Probabilistic Force Estimation and Event Localization (PFEEL) algorithm

Eng Struct. 2022 Feb 1:252:113535. doi: 10.1016/j.engstruct.2021.113535. Epub 2021 Nov 17.

Abstract

Localization of human activity using floor vibrations has gained attention in recent years. In human health technologies, floor vibrations have been recently used to estimate gait parameters to predict a patients' health status. Various methodologies such as using the characteristics of wave traveling (algorithms based on time of arrival) or the properties of structures (Force Estimation and Event Localization, FEEL, algorithm) have been investigated to localize the impact, fall, or step events. This paper presents a probabilistic approach that builds upon the FEEL algorithm to offer the advantage of eliminating the need for a robust experimental setup.

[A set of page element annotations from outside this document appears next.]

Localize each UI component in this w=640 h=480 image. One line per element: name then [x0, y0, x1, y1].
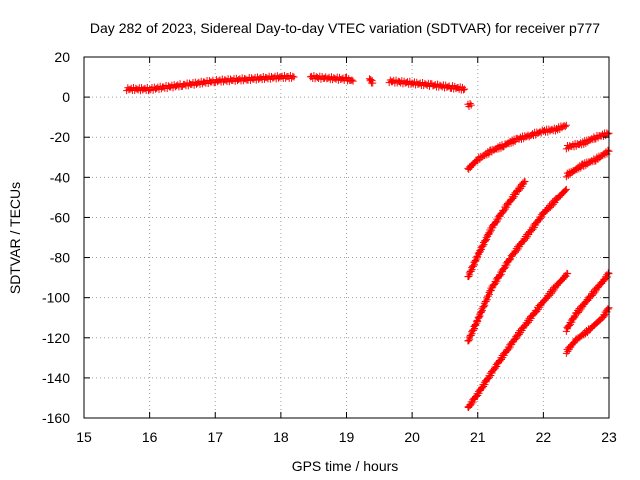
x-tick-label: 17: [207, 429, 223, 445]
y-tick-label: -40: [50, 169, 70, 185]
series-arc-6: [464, 121, 570, 173]
x-tick-label: 19: [339, 429, 355, 445]
data-point: [559, 275, 567, 283]
data-point: [349, 77, 357, 85]
data-point: [460, 86, 468, 94]
x-tick-label: 23: [601, 429, 617, 445]
x-tick-label: 20: [404, 429, 420, 445]
series-arc-3: [365, 75, 377, 87]
data-point: [561, 123, 569, 131]
data-point: [289, 72, 297, 80]
data-point: [515, 331, 523, 339]
grid: [84, 57, 609, 418]
data-point: [493, 362, 501, 370]
y-tick-label: -80: [50, 250, 70, 266]
data-point: [562, 186, 570, 194]
data-point: [538, 213, 546, 221]
data-point: [561, 187, 569, 195]
series-arc-13: [562, 304, 613, 357]
data-point: [493, 277, 501, 285]
series-arc-5: [464, 100, 475, 111]
series-arc-8: [464, 185, 570, 345]
y-tick-label: -140: [42, 370, 70, 386]
y-tick-label: 0: [62, 89, 70, 105]
data-point: [480, 241, 488, 249]
y-tick-label: -120: [42, 330, 70, 346]
y-tick-label: -20: [50, 129, 70, 145]
x-tick-label: 15: [76, 429, 92, 445]
data-point: [290, 73, 298, 81]
data-point: [602, 275, 610, 283]
data-point: [604, 269, 612, 277]
data-point: [479, 242, 487, 250]
data-point: [588, 292, 596, 300]
series-arc-1: [123, 71, 298, 95]
data-point: [604, 305, 612, 313]
data-points: [123, 71, 613, 411]
y-axis-label: SDTVAR / TECUs: [7, 182, 23, 294]
data-point: [348, 76, 356, 84]
data-point: [509, 195, 517, 203]
data-point: [541, 296, 549, 304]
data-point: [367, 75, 375, 83]
data-point: [537, 215, 545, 223]
data-point: [521, 177, 529, 185]
series-arc-9: [464, 269, 572, 411]
series-arc-4: [385, 76, 469, 94]
data-point: [474, 253, 482, 261]
y-tick-label: -60: [50, 209, 70, 225]
y-tick-label: 20: [54, 49, 70, 65]
data-point: [515, 186, 523, 194]
data-point: [477, 246, 485, 254]
data-point: [546, 291, 554, 299]
y-tick-label: -160: [42, 410, 70, 426]
data-point: [604, 130, 612, 138]
data-point: [548, 202, 556, 210]
data-point: [466, 100, 474, 108]
series-arc-7: [464, 177, 529, 281]
x-tick-label: 16: [142, 429, 158, 445]
x-tick-label: 21: [470, 429, 486, 445]
x-tick-label: 22: [536, 429, 552, 445]
x-axis-label: GPS time / hours: [292, 458, 399, 474]
data-point: [546, 203, 554, 211]
data-point: [503, 261, 511, 269]
data-point: [574, 309, 582, 317]
axis-ticks: 15 16 17 18 19 20 21 22 23 20 0 -20 -40 -60 -80 -100 -12…: [42, 49, 617, 445]
data-point: [544, 293, 552, 301]
data-point: [486, 228, 494, 236]
series-arc-2: [306, 72, 357, 85]
data-point: [491, 364, 499, 372]
data-point: [573, 310, 581, 318]
data-point: [568, 318, 576, 326]
data-point: [601, 276, 609, 284]
data-point: [600, 312, 608, 320]
data-point: [562, 185, 570, 193]
data-point: [587, 293, 595, 301]
series-arc-10: [562, 129, 613, 153]
data-point: [500, 207, 508, 215]
series-arc-12: [562, 269, 613, 335]
y-tick-label: -100: [42, 290, 70, 306]
data-point: [473, 156, 481, 164]
data-point: [562, 121, 570, 129]
chart-title: Day 282 of 2023, Sidereal Day-to-day VTE…: [90, 20, 600, 36]
data-point: [511, 336, 519, 344]
data-point: [564, 270, 572, 278]
data-point: [545, 205, 553, 213]
data-point: [577, 164, 585, 172]
data-point: [604, 146, 612, 154]
series-arc-11: [562, 146, 613, 181]
data-point: [461, 85, 469, 93]
x-tick-label: 18: [273, 429, 289, 445]
data-point: [514, 188, 522, 196]
data-point: [369, 79, 377, 87]
data-point: [476, 247, 484, 255]
data-point: [467, 101, 475, 109]
data-point: [496, 272, 504, 280]
data-point: [549, 200, 557, 208]
data-point: [604, 273, 612, 281]
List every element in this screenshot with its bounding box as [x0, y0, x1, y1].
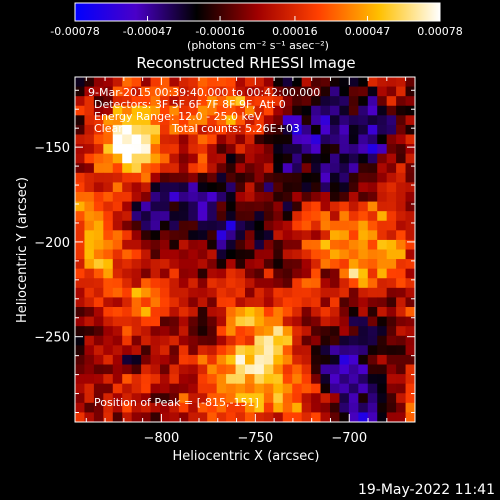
annotation-detectors: Detectors: 3F 5F 6F 7F 8F 9F, Att 0: [94, 98, 286, 111]
y-axis-label: Heliocentric Y (arcsec): [15, 177, 30, 323]
x-tick-label: −750: [237, 431, 273, 446]
x-tick-label: −700: [331, 431, 367, 446]
y-tick-label: −200: [34, 236, 70, 251]
colorbar-tick-label: 0.00047: [345, 25, 391, 38]
colorbar: [74, 2, 441, 22]
axis-ticks: −800 −750 −700 −150 −200 −250: [34, 77, 415, 446]
x-tick-label: −800: [144, 431, 180, 446]
plot-frame: [74, 76, 416, 423]
chart-title: Reconstructed RHESSI Image: [136, 54, 355, 72]
y-tick-label: −250: [34, 331, 70, 346]
colorbar-tick-label: 0.00078: [417, 25, 463, 38]
peak-marker: [129, 145, 138, 154]
colorbar-tick-label: -0.00016: [195, 25, 244, 38]
colorbar-unit-label: (photons cm⁻² s⁻¹ asec⁻²): [187, 39, 329, 52]
colorbar-tick-label: -0.00078: [50, 25, 99, 38]
annotation-clean: Clean: [94, 122, 125, 135]
x-axis-label: Heliocentric X (arcsec): [173, 449, 320, 464]
colorbar-tick-label: 0.00016: [272, 25, 318, 38]
annotation-total-counts: Total counts: 5.26E+03: [171, 122, 300, 135]
y-tick-label: −150: [34, 141, 70, 156]
colorbar-ticks: -0.00078 -0.00047 -0.00016 0.00016 0.00047 0.…: [50, 16, 463, 38]
annotation-energy: Energy Range: 12.0 - 25.0 keV: [94, 110, 262, 123]
colorbar-tick-label: -0.00047: [123, 25, 172, 38]
annotation-peak-position: Position of Peak = [-815,-151]: [94, 396, 259, 409]
annotation-time-range: 9-Mar-2015 00:39:40.000 to 00:42:00.000: [88, 86, 320, 99]
heatmap-image: [75, 77, 415, 422]
footer-timestamp: 19-May-2022 11:41: [358, 482, 495, 498]
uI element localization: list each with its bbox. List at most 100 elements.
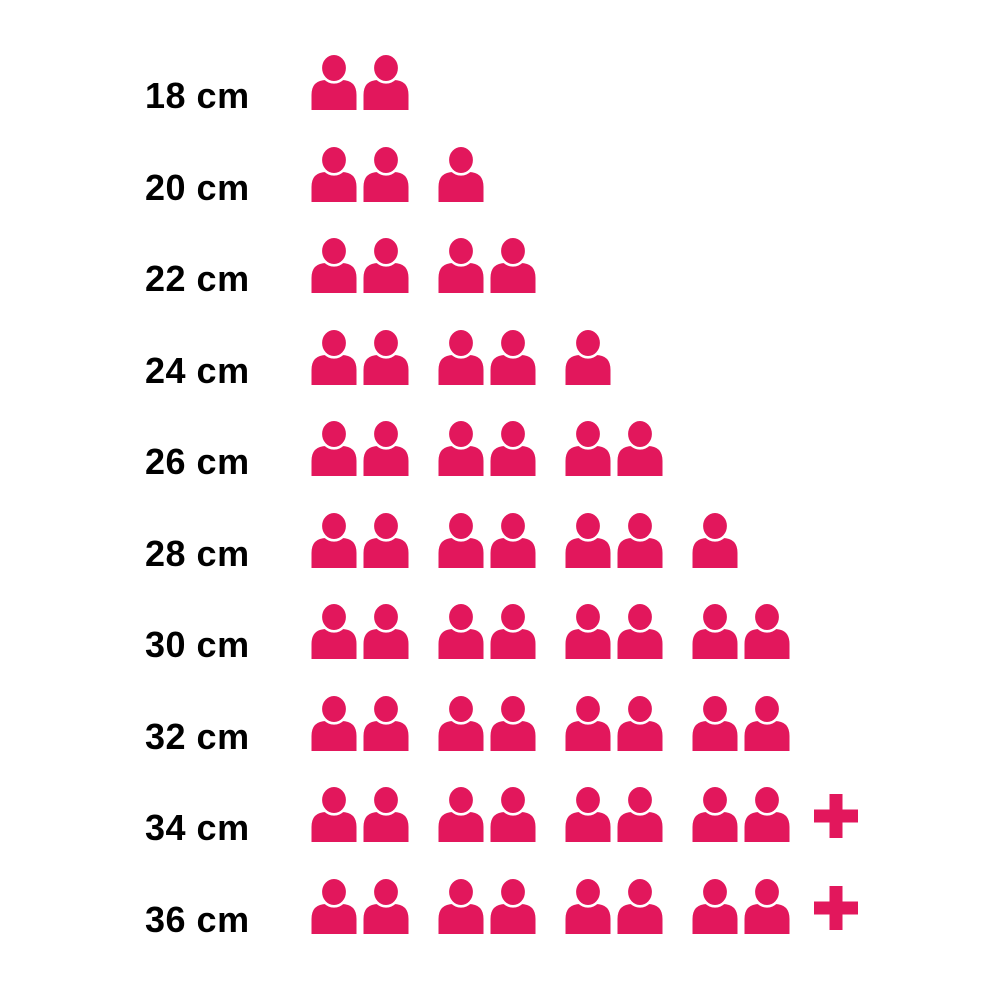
person-icon [692,510,738,568]
icon-groups [310,876,859,934]
pictogram-row: 22 cm [145,236,859,297]
person-icon [490,602,536,659]
icon-group [310,510,410,568]
plus-icon [814,885,858,930]
row-label: 22 cm [145,258,250,299]
person-icon [565,693,611,751]
pictogram-row: 18 cm [145,53,859,114]
person-icon [565,510,611,568]
pictogram-row: 30 cm [145,602,859,663]
icon-groups [310,236,537,293]
person-icon [311,53,357,110]
person-icon [490,510,536,568]
icon-group [691,602,791,659]
person-icon [311,602,357,659]
pictogram-row: 32 cm [145,693,859,754]
icon-group [564,876,664,934]
row-label: 32 cm [145,715,250,757]
icon-group [437,785,537,842]
icon-group [310,327,410,385]
person-icon [565,876,611,934]
icon-group [437,693,537,751]
icon-group [564,785,664,842]
person-icon [311,693,357,751]
icon-groups [310,419,664,476]
icon-group [437,236,537,293]
icon-group [437,144,485,202]
pictogram-row: 20 cm [145,144,859,205]
person-icon [311,419,357,476]
person-icon [311,236,357,293]
person-icon [744,602,790,659]
person-icon [363,876,409,934]
icon-groups [310,327,612,385]
person-icon [363,53,409,110]
icon-group [564,327,612,385]
icon-group [310,876,410,934]
icon-group [691,510,739,568]
person-icon [565,602,611,659]
icon-group [564,510,664,568]
person-icon [744,693,790,751]
person-icon [363,236,409,293]
icon-group [310,419,410,476]
person-icon [311,510,357,568]
icon-group [437,510,537,568]
icon-groups [310,693,791,751]
person-icon [438,419,484,476]
icon-group [437,876,537,934]
person-icon [438,602,484,659]
pictogram-row: 24 cm [145,327,859,388]
person-icon [363,602,409,659]
person-icon [744,876,790,934]
pictogram-row: 26 cm [145,419,859,480]
icon-group [564,693,664,751]
icon-group [310,53,410,110]
person-icon [617,602,663,659]
icon-group [437,419,537,476]
person-icon [565,327,611,385]
person-icon [617,510,663,568]
person-icon [692,602,738,659]
person-icon [438,327,484,385]
person-icon [363,327,409,385]
person-icon [363,510,409,568]
person-icon [617,876,663,934]
row-label: 26 cm [145,441,250,482]
person-icon [311,144,357,202]
icon-group [691,785,791,842]
person-icon [438,510,484,568]
person-icon [363,693,409,751]
icon-groups [310,53,410,110]
person-icon [311,876,357,934]
person-icon [490,693,536,751]
plus-icon [814,794,858,838]
person-icon [617,785,663,842]
icon-group [310,602,410,659]
person-icon [438,876,484,934]
icon-group [310,785,410,842]
row-label: 24 cm [145,349,250,391]
person-icon [490,236,536,293]
person-icon [617,419,663,476]
person-icon [692,785,738,842]
person-icon [363,144,409,202]
pictogram-row: 28 cm [145,510,859,571]
icon-groups [310,144,485,202]
icon-group [564,419,664,476]
icon-groups [310,510,739,568]
person-icon [565,785,611,842]
person-icon [363,419,409,476]
icon-group [564,602,664,659]
row-label: 18 cm [145,75,250,116]
icon-group [310,144,410,202]
person-icon [438,236,484,293]
icon-groups [310,602,791,659]
person-icon [565,419,611,476]
row-label: 34 cm [145,807,250,848]
icon-group [310,236,410,293]
icon-group [691,876,791,934]
person-icon [490,419,536,476]
person-icon [617,693,663,751]
person-icon [438,144,484,202]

The proposed Probabilistic Force Estimation and Event Localization (PFEEL) algorithm provides a probabilistic measure to an event's force estimation and localization using random variables associated with the floor's dynamics. The algorithm can also guide calibration by identifying calibration points that provide the maximum information. This reduces the number of calibration points needed, which has practical benefits during the implementation. In this manuscript, we presented the design, development, and validation of the algorithm.

Keywords: Bayesian inference; Event detection; FEEL algorithm; Floor vibrations; Impact location; Probabilistic event detection; Uncertainty quantification.